Dubroff: X’s ad fallout highlights why agencies should embrace local media
Watching the stream of advertisers leaving X, formerly Twitter, grow from a stream into a torrent, I’m wondering if it’s time for the industry to make an about-face and embrace local media again.
Disney, Apple, IBM, United Airlines, Audi and Volkswagen are among the dozens of companies reportedly pausing or pulling their ads on X, many in response to owner Elon Musk’s retweet of an antisemitic slur.
Musk himself was in damage control mode on Nov. 27, traveling to Israel to visit with bigwigs and tour a kibbutz that was destroyed during the October 7 Hamas raid.
But the sudden change of attitude only reinforces the idea of Musk as an unpredictable steward for X, which he bought for $44 billion, far more than it is worth now.
The X audience has shrunk by some 12%, according to published reports.
But while X has struggled with its mercurial owner and a reputation for stoking social dysfunction and extremism online, look at what’s happened to local media.
Business-to-business publications like the Business Times have sharpened their digital focus, enhanced their email and sponsored content offerings, and made strides in measuring website traffic.
Local consumer publications have done much of the same and are now the go-to stops for online audiences who want community news.
Many organizations, including the Business Times, now offer a full suite of digital tools for local, regional and even national advertising.
We are learning how to fight back against the big three of Google, Amazon and Facebook, which still control the vast majority of digital ads.
By leaving X behind and pivoting back to local media, large advertisers can continue to use the big three for social media.
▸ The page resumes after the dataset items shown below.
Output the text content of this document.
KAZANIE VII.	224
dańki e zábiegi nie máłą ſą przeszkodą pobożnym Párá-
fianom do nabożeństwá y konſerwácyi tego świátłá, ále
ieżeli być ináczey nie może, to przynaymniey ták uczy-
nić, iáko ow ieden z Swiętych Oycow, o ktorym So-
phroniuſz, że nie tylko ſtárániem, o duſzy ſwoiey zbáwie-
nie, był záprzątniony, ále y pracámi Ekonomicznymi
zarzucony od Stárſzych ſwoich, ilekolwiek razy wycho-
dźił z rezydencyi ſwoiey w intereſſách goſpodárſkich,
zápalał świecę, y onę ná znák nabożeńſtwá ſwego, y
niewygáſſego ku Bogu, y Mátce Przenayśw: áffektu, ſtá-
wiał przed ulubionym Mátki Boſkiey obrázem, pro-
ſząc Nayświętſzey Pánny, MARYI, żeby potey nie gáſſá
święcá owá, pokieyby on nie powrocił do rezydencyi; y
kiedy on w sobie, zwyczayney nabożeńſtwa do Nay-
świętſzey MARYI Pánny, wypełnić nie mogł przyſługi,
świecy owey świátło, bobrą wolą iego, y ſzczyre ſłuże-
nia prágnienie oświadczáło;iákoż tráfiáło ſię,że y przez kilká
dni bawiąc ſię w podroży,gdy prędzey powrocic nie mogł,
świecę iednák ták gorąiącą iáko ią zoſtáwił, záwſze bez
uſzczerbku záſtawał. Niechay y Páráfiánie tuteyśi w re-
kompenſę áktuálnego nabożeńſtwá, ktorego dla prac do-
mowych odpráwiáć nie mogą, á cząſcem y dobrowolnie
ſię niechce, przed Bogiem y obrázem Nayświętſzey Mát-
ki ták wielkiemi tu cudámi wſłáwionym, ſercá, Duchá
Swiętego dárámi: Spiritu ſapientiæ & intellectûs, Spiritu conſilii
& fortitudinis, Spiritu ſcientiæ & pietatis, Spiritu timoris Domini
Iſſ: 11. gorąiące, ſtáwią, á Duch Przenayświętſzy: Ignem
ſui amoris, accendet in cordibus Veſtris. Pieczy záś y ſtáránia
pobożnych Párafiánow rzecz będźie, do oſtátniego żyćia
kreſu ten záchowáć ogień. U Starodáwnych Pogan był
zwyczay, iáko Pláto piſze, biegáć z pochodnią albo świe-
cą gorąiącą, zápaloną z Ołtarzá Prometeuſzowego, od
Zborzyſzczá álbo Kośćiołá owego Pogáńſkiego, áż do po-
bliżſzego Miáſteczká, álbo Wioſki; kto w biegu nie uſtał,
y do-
But they will also give local news organizations at a pivotal time for the advertising business.
First, it is becoming clearer to many advertisers that digital can generate page views and clicks but it doesn’t necessarily lead to sales.
Going local is more work for digital buyers, but it can reach people who are more than their social media profiles and it can be an alternative path to getting more revenue from diverse sources.
Second, there is a positive brand alignment to be gained when VW or Disney aligns its brand with the regional high school football champion or a spelling bee winner. Or a group of PCBT 40 under 40 honorees. That’s the sort of alignment advertisers dream about in terms of brand development.
Third, there is a social benefit to spending dollars with local media organizations. We have too many cities with “ghost newsrooms” where the daily newspaper is produced remotely with zero or perhaps just one live reporter in town.
A $500,000 to $1 million spend by a large group of advertisers in the top 100 national markets would be a game changer for many local publications, who would, in many cases, reinvest in their communities with more local reporting.
We’ve seen several of our regional and national banks make the point about investing in their communities in their advertising recently.
We’ve also had one advertiser explicitly state that they do not want their ads running on X.
Musk’s first response to the advertiser pullbacks in the wake of his antisemitic retweet was to sue Media Matters, a left-leaning website, over its reports about ads appearing next to antisemitic content.
X says Media Matters manipulated algorithms to produce the results; Media Matters says it did what users do every day in hitting the “refresh” button.
Musk “can be forgiven for having a touch of buyer’s remorse” over his $44 billion purchase, TheStreet.com wrote in June after Musk admitted that half his advertisers had left.
After the latest exodus, brands and their agencies should think about going back to the future and embracing local media.